Nun soll es in der Literatur Warnungen vor bestimmten Inhalten geben: Nicht einmal mehr die Fiktion scheint manchen zumutbar. Triggerwarnungen sollen auf möglicherweise verstörende Inhalte hinweisen, zumindest jenes Publikum, das ein traumatisches Erlebnis erlitten hat.

Um diese Menschen zu schützen, soll es Triggerwarnungen geben. Trigger ist englisch und heißt Auslöser. Derlei Hinweise gibt es in sozialen Medien, vor Serien und Filmen. In der Literatur sind sie relativ neu – und umstritten.

"Literaturferne Kriterien"

Gerhard Ruiss von der IG Autorinnen Autoren sieht sie als einen Schritt, die Freiheit von Autoren einzuschränken, indem Texte mit "literaturfernen Kriterien" beurteilt würden. "Die entscheidende Frage ist doch, von welcher Position aus stellt ein Autor Gewalt dar und wie – die Frage darf nicht sein, ob sie Gewalt darstellen dürfen. Wie wollen sie als Autor in Konfliktstoffe hineingehen, wenn sie auf der anderen Seite eine Leserschaft vorfinden, die sagt, wenn diese Begriffe in Büchern vorkommen, lese ich sie nicht?" Er nennt das ein "Stichworterschrecken" ohne Blick auf den Kontext.

Eine Entscheidungshilfe

Der Innsbrucker Verlag Haymon warnt bereits vor Triggern: "Das vorliegende Buch konfrontiert dich mit Kindesvernachlässigung, dysfunktionalen familiären Verhältnissen, Alkohol- und Drogenmissbrauch bzw. -sucht und Gewalt." Solche Hinweise finden sich im Impressum einiger Bücher des Verlags. Die bei Haymon für Programm und Lektorat zuständige Katharina Schaller nennt Triggerwarnungen "eine Entscheidungshilfe, ob Kunden ein Buch lesen möchten oder nicht".

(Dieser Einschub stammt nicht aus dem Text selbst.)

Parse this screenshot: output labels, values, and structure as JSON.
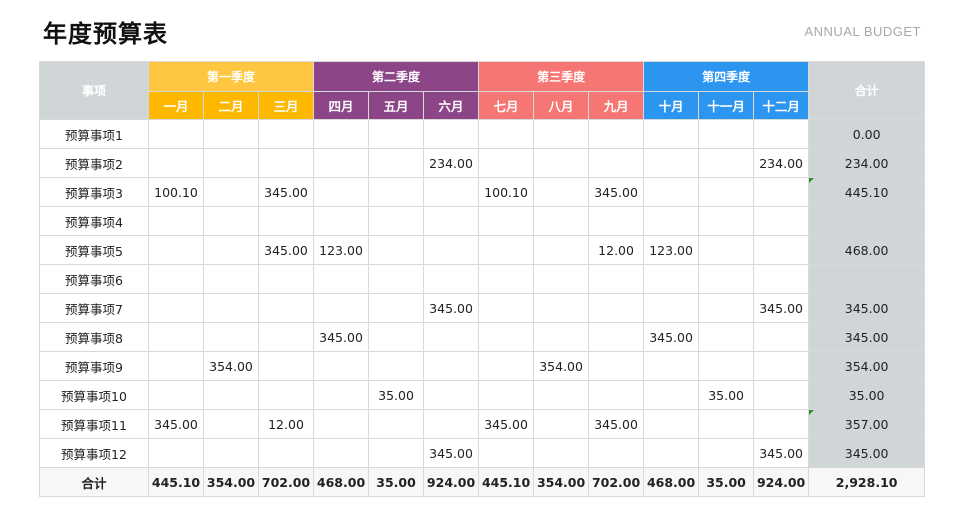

Ein Begriff in einem Nebensatz reicht allerdings nicht für eine Triggerwarnung, dazu muss ein Thema in einem Buch schon größer bearbeitet werden. Gegenstand der Warnungen sind vor allem sexualisierte Gewalt, Suizid und Rassismus. Die Leser hätten darauf bisher erfreut reagiert.

Der Begriff Trigger stammt ursprünglich aus der Traumatherapie. Er beschreibt Reize, die Erinnerungen an Traumata auslösen können, sodass diese Wunde, so lautet die Übersetzung des altgriechischen Wortes, erneut aufbricht.

Emotionale Egozentrik

Ins Gerede kam der Begriff, als er vonseiten der Political Correctness als ideologisches Instrument im Kampf gegen Rassismus oder Sexismus erkannt wurde. Durch die Verwendung im Dienste einer ideologischen Agenda wurde er berüchtigt, der dogmatischen Wokeness-Bewegung gilt er als Allzweckwaffe: Vor allem, was das Potenzial hat, jemanden zu verletzen, soll gewarnt werden. Das wächst sich aus.

An US-amerikanischen Universitäten gab es schon woke Forderungen, den Begriff "verletzen" nicht mehr zu verwenden, denn er könne ja jemanden ... – man ahnt es schon.

Kritiker werten derlei Ansinnen als überzogene emotionale Egozentrik, die in einem selbstgeschaffenen Opfermythos Distinktion lukriert. Meinungsfreiheit, intellektueller Austausch, emotionale Herausforderungen, die Freiheit der Kunst – alles, was einen erwachsenen und demokratischen Diskurs kennzeichnet, werde damit verunmöglicht. Stattdessen wuchert die sogenannte Cancel-Culture.

Revisionismus und Zensur

Sie ruft zum Boykott gegen Werke, Institutionen oder Personen auf, die der woken Moral nicht entsprechen, sät Revisionismus und Zensur. Die woke Welt ist in Gut und Böse eingeteilt, Platz für Zwischentöne gibt es kaum, Vergebung ist ihr ein Fremdwort. Cancel-Culture wird deshalb als Unkultur wahrgenommen, vielen erscheint sie wie das Werkzeug einer Sittenwächterei.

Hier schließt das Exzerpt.